In the study, "Local immune effector cell-associated toxicity syndrome in CAR T-cell treated patients with autoimmune disease, " published in The Lancet Rheumatology, investigators conducted an observational analysis to document organ-focused reactions following CD19 CAR T-cell infusion.

A total of 39 adults and adolescents received the second-generation CD19 CAR products, MB-CART 19.1 or KYV-101, at Erlangen and Düsseldorf centers between March 2021 and October 2024, then entered at least 30-day follow-up.

Clinicians tracked local symptoms, laboratory shifts, imaging, and biopsy results, grading events from 1 (self-resolving) to 4 (intensive care) and classifying onset as early, intermediate, or late. Investigators excluded systemic cytokine release syndrome (CRS) and required spontaneous regression or brief glucocorticoid use to separate LICATS from disease flare.
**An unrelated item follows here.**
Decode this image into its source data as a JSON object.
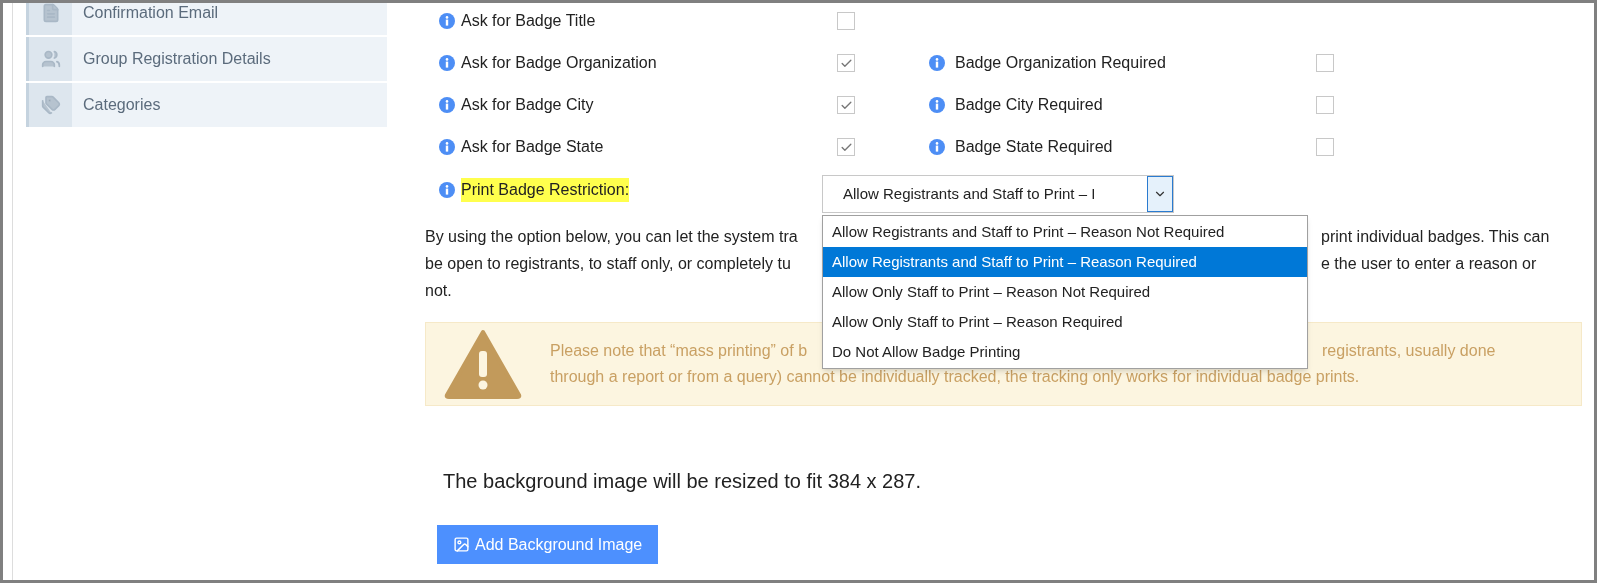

In all, 54 LICATS events emerged across 30 patients, most often skin eruptions (35%) and kidney dysfunction (22%). Median onset registered at 10 days after infusion, lasting a median of 11 days. All events occurred during B-cell aplasia and only in organs previously involved in each patient's autoimmune disease.

Some 65% of episodes resolved without therapy, 30% responded to short glucocorticoid tapers, and only three events prompted rehospitalization. Three events, all categorized as grade 3, led to extended hospitalization. No patients required intensive care, and all LICATS events resolved without long-term impairment.

Researchers conclude that LICATS represents a self-limiting form of organ-specific toxicity arising after CD19-targeted CAR T-cell therapy in autoimmune disease. Events resolved spontaneously or with brief glucocorticoid treatment and did not signal recurrence of underlying disease.

Awareness of LICATS may help clinicians avoid unnecessary long-term immunosuppression in patients who develop post-treatment symptoms localized to previously affected organs.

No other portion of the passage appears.